Organizing emergency surgical services in this world of surgical super-specialization is challenging. Especially in trauma the single patient can suffer from multiple organ and organ system injuries, require multiple surgical and non-surgical interventions, and suffer from sequelae and complications affecting any part of the body. Obviously, there can be no extensive organ-based coverage of surgical emergencies in most, if any parts of the world. Some degree of more general knowledge is needed, if not more than to coordinate the efforts of several subspecialists (including nonsurgical specialists such as endoscopists or interventional radiologists) to look after the whole patient, prioritize invasive procedures and correlate the physiological state of the patient to the extent of planned interventions.

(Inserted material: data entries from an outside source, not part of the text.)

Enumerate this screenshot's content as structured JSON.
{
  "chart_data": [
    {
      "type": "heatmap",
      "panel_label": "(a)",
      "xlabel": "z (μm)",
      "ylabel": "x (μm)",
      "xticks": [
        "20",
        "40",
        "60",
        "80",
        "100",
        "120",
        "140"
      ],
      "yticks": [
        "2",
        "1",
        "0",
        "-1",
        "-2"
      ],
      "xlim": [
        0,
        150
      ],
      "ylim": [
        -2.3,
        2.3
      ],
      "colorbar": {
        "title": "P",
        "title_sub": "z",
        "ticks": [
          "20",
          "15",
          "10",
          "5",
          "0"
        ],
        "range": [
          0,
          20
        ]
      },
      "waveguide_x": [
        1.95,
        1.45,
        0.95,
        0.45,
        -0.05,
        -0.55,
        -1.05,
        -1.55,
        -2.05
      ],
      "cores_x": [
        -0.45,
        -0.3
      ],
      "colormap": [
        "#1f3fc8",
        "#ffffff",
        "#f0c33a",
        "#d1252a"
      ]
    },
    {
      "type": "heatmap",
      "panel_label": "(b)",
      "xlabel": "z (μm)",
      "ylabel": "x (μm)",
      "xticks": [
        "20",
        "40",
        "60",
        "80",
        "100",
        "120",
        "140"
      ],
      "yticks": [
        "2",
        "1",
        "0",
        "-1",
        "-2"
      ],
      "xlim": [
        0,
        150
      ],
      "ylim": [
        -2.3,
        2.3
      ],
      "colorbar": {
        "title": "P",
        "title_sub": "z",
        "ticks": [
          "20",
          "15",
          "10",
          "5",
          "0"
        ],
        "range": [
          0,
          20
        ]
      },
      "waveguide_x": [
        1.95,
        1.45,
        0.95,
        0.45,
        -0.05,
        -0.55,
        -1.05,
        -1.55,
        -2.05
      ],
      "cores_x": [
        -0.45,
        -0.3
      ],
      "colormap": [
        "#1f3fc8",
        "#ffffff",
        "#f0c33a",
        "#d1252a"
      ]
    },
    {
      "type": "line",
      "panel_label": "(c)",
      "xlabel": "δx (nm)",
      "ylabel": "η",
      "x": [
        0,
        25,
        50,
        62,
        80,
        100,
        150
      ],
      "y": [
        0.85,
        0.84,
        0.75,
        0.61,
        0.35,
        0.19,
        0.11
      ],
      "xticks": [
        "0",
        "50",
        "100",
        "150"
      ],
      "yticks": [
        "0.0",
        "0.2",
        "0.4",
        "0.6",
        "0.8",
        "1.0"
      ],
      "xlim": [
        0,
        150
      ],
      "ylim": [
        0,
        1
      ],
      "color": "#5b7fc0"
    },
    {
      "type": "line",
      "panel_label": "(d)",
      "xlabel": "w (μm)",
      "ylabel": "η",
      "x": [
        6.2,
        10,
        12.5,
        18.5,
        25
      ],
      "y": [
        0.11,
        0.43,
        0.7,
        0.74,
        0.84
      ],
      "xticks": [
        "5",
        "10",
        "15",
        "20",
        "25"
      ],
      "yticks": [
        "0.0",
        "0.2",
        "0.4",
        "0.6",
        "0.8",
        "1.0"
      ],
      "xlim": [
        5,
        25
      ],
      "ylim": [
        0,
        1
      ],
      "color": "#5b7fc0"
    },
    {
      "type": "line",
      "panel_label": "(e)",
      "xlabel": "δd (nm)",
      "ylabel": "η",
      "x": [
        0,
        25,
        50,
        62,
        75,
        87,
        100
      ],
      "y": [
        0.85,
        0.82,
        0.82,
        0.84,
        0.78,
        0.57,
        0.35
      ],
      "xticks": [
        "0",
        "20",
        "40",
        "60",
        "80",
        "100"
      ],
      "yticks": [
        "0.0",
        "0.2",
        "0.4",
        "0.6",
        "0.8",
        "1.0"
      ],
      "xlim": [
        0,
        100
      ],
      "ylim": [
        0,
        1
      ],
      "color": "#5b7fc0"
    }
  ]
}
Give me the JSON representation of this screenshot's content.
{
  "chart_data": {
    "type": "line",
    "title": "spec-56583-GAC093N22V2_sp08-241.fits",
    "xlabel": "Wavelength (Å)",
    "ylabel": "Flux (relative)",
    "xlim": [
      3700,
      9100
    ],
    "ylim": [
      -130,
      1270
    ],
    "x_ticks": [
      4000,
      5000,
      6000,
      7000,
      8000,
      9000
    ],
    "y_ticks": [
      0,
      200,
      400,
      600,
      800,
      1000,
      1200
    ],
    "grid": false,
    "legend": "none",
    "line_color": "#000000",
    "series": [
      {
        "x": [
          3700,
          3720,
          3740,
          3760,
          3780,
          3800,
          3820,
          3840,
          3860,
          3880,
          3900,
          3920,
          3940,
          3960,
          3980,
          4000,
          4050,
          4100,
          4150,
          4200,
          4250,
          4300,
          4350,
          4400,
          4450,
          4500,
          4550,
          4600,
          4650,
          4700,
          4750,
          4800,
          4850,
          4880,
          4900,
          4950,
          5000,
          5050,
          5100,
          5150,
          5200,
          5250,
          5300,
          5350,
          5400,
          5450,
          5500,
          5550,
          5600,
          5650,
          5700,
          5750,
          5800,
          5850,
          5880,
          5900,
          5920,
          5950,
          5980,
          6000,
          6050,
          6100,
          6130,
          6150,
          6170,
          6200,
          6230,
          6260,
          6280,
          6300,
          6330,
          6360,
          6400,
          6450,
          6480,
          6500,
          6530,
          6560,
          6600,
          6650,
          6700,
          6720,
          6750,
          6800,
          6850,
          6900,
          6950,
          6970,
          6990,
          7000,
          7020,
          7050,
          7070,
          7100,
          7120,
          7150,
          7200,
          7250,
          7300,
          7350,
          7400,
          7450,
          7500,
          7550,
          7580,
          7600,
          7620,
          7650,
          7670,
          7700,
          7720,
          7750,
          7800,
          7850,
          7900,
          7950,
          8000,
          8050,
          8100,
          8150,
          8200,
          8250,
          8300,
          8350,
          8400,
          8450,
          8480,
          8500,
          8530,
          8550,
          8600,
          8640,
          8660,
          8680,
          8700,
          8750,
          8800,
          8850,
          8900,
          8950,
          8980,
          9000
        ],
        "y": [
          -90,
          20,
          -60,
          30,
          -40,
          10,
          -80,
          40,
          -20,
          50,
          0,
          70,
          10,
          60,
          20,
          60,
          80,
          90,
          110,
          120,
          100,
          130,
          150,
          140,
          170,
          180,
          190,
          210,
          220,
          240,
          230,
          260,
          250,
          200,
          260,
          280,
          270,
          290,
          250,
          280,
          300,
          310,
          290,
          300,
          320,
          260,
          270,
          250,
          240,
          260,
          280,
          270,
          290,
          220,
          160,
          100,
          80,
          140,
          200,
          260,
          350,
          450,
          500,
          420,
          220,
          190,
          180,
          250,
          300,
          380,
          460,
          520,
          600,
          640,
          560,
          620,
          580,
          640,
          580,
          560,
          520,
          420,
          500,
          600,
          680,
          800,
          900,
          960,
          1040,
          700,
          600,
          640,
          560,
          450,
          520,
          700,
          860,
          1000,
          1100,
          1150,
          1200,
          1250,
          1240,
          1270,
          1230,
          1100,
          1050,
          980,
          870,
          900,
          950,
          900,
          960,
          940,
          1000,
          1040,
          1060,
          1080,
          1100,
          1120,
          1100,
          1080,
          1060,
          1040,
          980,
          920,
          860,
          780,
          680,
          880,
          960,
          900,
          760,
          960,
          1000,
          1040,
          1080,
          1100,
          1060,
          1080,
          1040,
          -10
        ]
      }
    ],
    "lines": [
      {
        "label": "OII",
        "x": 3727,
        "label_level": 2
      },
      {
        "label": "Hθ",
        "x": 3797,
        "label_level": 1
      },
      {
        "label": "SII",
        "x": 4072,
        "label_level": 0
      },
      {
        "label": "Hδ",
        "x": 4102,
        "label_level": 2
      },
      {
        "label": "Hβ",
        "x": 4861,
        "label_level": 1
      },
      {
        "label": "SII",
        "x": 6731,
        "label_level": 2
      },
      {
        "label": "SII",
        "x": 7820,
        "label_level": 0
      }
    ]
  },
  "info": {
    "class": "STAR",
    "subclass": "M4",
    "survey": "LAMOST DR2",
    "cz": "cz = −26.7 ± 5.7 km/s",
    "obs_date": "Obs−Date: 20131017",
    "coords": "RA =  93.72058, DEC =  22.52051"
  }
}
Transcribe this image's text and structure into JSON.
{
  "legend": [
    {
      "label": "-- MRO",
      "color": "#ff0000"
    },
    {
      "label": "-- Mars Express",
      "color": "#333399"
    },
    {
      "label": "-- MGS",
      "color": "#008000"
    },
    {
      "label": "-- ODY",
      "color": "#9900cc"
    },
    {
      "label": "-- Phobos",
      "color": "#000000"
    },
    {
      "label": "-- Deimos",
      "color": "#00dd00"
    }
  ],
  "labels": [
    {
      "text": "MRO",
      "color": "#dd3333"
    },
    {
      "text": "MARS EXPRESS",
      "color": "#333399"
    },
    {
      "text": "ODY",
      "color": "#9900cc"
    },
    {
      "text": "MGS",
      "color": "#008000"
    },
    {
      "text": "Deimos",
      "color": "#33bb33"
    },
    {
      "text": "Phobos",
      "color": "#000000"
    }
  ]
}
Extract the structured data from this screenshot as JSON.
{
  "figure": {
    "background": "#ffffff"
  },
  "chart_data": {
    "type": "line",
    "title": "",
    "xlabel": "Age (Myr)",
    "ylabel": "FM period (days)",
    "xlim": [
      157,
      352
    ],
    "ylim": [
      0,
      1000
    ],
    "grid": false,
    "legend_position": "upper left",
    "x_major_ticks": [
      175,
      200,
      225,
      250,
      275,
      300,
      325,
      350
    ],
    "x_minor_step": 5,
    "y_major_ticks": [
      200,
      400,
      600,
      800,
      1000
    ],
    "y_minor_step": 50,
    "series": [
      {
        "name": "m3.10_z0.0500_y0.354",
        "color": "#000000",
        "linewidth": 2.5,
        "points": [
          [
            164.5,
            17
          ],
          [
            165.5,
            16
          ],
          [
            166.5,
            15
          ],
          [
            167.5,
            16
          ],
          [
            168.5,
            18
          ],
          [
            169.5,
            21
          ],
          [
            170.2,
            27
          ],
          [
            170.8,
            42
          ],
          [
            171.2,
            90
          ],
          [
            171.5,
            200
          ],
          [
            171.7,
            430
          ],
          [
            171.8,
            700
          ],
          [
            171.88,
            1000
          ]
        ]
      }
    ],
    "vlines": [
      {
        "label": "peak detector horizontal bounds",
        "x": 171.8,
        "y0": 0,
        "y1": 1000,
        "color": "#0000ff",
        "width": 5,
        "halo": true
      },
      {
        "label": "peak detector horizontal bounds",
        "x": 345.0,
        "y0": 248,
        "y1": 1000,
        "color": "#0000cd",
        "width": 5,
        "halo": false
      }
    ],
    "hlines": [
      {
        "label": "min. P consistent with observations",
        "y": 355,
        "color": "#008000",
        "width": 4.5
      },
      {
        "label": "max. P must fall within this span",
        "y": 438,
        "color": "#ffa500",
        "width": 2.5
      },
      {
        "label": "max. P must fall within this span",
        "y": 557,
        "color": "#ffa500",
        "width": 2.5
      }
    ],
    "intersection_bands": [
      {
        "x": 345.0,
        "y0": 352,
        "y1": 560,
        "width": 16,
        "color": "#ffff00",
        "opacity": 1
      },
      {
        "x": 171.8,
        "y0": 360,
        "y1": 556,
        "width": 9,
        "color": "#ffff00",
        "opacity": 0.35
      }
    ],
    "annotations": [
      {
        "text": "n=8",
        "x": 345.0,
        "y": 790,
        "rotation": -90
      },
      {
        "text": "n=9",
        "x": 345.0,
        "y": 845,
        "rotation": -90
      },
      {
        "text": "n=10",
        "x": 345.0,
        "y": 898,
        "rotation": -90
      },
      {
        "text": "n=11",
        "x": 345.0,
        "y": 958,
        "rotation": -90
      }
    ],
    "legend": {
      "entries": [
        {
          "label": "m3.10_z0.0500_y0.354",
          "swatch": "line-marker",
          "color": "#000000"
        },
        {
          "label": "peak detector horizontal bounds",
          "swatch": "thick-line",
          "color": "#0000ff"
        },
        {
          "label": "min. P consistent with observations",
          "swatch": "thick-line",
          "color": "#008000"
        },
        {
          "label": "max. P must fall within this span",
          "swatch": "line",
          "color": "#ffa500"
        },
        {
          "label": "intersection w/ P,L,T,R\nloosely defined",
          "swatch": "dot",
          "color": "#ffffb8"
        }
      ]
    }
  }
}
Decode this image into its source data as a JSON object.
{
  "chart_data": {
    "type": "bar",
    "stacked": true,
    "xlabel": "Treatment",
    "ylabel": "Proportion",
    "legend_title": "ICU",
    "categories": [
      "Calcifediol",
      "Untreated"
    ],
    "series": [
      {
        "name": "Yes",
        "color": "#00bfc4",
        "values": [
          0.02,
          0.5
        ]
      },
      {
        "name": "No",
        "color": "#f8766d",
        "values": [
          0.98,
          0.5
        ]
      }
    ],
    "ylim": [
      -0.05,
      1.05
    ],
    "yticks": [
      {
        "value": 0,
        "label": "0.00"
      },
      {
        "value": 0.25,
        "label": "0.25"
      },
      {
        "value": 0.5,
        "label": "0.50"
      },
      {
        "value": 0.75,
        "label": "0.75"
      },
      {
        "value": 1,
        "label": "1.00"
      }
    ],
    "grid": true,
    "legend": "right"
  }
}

There are two basic options to organize emergency surgical services; either rely heavily on the specialized elective services or aim for expertise in emergency surgery as such. While the first option might be superior in providing the specialized knowledge and skills from the surgical anatomical aspect of an organ, the overall effects of the acutely injured or diseased organ to the overall physiological state of the patient might be underappreciated. However, it is also unrealistic to assume that any single surgeon could master the acute problems of all organ and organ systems in the body [1]. One attempt to solve this problem is to create a specialty and training program for surgeons to specialize in (almost) all life-threatening surgical problems, whether caused by trauma or acute disease process, especially in areas of the torso and neck, essentially combining trauma surgery with emergency general surgery, such as the Acute Care Surgery program in the United States [2].
Pancreatic surgery is a case in point. While there is little doubt that surgeons specialized in pancreatic surgery achieve good results in managing pancreatic cancer, surgical problems of chronic pancreatitis and other elective pancreatic surgery, their expertise might not be always available and most appropriate in emergency surgical conditions involving the pancreas. While some of the acute complications of chronic pancreatitis, such as the management of bleeding pancreatic pseudoaneurysms and infected pseudocysts can be managed with interventional radiological or endoscopic interventions [3,4], the management of pancreatic injuries and surgical emergencies of severe acute pancreatitis require prompt surgical decisionmaking, skills and knowledge available around the clock.
In this issue of the European Journal of Trauma and Emergency Surgery, trauma surgeons, emergency surgeons and surgical intensivists explore the indications and management principles of pancreatic emergencies. While the acute surgical management of pancreatic trauma naturally falls into the domain of trauma and emergency surgeons, the principles of the management of surgical complications of severe acute pancreatitis are less well defined. The indications and management of infected pancreatic necrosis are wellestablished [5], but the management of a new ‘‘pancreatic emergency’’, the abdominal compartment syndrome associated with severe acute pancreatitis, is less clear. The indications for decompressive surgery, and the techniques and management of the ensuing open abdomen are challenging issues explored in this Focus on-issue that hopefully stimulates the discussion for future options and trends, and helps the readers in updating their knowledge in trauma and emergency surgery of the pancreas. I wish to express my gratitude to Dr. Subramanian [6], Dr. Feliciano [6], and Dr. De Waele [7] for their excellent contributions and thank for their support over the years.